Bucking a regional trend, Chancellor Cathie Black announced early this morning that schools would open as usual this morning. She later added that after-school activities and sports will take place as planned.
But that doesn’t mean that today will be a regular school day. We’re hearing from teachers in our comments and on Twitter that snow is wreaking havoc on their schools. And in the Community section, high school teacher Dana Lawit writes that having low attendance is just as disruptive as having an actual snow day. Send us your stories and pictures.
A little later, he wrote, “Wow. 26 teachers absent. Wow.” Twenty minutes later, he updated that tally: “Scratch that. Make that 30. 30!” As the school day began, he wrote once more: “So far, 10 out of 32 students present.”

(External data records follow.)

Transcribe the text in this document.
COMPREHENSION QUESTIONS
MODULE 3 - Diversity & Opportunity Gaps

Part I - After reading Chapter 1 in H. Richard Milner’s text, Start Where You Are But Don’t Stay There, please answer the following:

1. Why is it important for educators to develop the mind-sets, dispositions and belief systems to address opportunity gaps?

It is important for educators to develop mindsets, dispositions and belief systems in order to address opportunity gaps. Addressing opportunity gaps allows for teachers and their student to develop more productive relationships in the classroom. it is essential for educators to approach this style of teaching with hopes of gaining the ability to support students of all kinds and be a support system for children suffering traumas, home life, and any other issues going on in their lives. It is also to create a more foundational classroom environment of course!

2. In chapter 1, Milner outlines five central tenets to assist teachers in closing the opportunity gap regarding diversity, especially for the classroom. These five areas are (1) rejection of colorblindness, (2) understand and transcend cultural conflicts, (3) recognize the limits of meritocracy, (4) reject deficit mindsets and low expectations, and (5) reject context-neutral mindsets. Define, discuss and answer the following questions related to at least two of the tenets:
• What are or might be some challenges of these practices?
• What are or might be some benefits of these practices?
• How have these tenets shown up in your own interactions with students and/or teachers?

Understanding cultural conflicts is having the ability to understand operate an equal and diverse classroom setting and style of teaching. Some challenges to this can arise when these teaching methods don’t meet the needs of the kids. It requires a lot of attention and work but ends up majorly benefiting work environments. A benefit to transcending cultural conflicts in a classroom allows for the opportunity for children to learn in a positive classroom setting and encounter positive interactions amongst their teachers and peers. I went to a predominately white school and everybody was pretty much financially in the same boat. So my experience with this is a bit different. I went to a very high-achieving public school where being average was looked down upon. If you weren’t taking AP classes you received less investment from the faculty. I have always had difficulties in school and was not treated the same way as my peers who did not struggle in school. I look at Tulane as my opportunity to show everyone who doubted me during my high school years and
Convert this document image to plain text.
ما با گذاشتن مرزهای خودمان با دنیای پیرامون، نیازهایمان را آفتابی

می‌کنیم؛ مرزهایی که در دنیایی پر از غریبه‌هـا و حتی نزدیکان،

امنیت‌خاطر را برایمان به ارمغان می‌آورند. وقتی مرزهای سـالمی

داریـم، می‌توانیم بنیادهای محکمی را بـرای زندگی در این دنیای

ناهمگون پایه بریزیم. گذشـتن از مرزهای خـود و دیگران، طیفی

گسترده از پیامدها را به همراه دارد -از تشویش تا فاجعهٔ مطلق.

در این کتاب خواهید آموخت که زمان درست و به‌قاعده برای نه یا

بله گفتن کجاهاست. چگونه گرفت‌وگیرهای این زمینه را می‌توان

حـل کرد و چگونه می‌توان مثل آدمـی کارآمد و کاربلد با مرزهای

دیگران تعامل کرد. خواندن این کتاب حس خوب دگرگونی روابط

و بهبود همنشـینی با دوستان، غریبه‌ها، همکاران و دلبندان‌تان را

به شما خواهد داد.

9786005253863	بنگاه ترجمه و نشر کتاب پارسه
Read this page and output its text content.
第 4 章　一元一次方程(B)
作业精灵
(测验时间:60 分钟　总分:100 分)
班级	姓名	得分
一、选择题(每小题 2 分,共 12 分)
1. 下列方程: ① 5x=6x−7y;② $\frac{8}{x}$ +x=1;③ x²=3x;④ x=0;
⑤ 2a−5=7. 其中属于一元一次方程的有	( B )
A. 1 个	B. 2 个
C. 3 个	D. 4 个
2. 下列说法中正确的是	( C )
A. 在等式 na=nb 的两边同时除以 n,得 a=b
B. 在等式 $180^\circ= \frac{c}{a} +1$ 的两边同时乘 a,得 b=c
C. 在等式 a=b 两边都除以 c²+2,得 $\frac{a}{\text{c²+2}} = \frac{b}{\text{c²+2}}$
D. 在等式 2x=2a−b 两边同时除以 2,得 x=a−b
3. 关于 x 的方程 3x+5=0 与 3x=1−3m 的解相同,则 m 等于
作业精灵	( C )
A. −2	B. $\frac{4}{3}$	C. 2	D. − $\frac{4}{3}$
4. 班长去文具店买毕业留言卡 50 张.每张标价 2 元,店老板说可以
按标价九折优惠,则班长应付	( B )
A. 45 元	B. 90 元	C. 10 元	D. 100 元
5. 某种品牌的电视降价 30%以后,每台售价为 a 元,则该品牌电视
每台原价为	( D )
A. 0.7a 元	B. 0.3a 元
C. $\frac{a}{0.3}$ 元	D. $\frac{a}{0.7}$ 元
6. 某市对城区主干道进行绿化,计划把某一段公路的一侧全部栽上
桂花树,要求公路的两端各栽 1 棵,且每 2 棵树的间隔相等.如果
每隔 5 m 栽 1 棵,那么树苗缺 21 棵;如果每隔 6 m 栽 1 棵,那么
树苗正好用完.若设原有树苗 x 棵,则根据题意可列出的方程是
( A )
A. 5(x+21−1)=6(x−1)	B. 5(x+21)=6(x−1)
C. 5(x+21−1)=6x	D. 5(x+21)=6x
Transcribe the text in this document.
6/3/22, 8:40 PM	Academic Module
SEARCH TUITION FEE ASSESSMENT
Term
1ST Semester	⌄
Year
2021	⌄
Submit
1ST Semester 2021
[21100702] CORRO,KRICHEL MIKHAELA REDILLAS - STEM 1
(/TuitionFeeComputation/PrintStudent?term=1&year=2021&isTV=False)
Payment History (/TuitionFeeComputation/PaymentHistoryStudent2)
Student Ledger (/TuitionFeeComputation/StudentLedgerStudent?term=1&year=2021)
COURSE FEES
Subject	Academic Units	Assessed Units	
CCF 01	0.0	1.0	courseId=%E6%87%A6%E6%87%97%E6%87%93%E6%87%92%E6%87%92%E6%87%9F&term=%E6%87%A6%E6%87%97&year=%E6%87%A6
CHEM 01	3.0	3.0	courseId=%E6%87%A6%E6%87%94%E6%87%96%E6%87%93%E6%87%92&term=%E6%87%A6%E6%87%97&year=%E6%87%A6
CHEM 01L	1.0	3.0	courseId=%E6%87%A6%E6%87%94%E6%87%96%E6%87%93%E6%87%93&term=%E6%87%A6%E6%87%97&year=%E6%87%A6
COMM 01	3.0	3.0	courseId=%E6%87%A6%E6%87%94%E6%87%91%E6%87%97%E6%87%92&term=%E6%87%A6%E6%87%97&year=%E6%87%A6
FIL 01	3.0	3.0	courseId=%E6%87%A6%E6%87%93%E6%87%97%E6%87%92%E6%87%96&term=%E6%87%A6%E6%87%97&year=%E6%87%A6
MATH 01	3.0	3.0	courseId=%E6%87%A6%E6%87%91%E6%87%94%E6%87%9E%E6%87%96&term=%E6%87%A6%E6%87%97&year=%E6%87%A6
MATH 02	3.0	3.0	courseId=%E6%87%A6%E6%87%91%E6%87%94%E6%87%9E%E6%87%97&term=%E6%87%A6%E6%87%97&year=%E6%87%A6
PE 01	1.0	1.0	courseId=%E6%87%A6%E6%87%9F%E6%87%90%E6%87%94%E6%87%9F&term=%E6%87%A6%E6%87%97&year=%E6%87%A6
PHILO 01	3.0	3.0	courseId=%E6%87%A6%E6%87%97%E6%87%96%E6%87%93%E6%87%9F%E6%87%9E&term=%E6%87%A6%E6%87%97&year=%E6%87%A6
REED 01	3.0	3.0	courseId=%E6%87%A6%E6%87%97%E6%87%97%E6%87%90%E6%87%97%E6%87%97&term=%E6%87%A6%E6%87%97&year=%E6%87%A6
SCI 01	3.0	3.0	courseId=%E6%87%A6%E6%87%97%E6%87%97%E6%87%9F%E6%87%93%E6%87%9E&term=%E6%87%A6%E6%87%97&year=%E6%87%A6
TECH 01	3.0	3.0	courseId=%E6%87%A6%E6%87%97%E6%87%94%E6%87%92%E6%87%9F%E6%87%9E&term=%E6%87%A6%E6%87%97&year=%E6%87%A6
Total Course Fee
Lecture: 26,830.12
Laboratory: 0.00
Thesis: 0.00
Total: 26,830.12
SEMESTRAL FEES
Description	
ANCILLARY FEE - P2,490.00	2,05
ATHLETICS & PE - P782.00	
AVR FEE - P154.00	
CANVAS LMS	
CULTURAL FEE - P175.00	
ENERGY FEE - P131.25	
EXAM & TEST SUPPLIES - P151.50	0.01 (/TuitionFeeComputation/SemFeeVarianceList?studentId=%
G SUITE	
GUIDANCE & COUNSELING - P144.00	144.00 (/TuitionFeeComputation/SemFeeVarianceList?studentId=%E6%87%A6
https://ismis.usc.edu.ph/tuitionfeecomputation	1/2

Middle school teacher Deven Black, who commutes from Nyack, wrote after he learned Cathie Black’s 5 a.m. decision, “I just got notice that NYC schools will be open. To get to school on time I would have had to leave 45 mins ago. Why do they wait so long?”
A little while later, he revealed his plans for the day. “I’ve been trying to call sub-central as required for a half hour and the line is constantly busy,” he wrote. “I guess I’m not the only one not going in.”
Teacher C, who teaches science in Brooklyn, went to school, but she wasn’t anticipating all of her students to do the same thing. “I hope I win the “How many kids will actually show up today?” bet,” she wrote. “I guessed 65% of our enrollment.”
And students who do show up might not be prepared. A city student (and Justin Bieber fan) who posts Twitter updates as RunAfterBiebs wrote this morning, “WTF MAN. Theres a freaking snow storm and the mayor opened up schools. I did no h.w and my parents are making me go. WAHHH IM ABOUT 2 FLIP.”
We’re also hearing from parents who report smooth sailing to their children’s schools today. “This was arguably the easiest commute (and yes, we commute) my child and I have had all school year,” wrote Tim in a comment on GothamSchools. “From what we could see, the highways are absolutely spotless, the major arterial streets are just about clear, all of our neighborhood’s and our school’s neighborhood’s secondary streets were clear, the Parks Dept and MTA had gotten to many sidewalks and staircases, and any sidewalk in front of a business was clear.”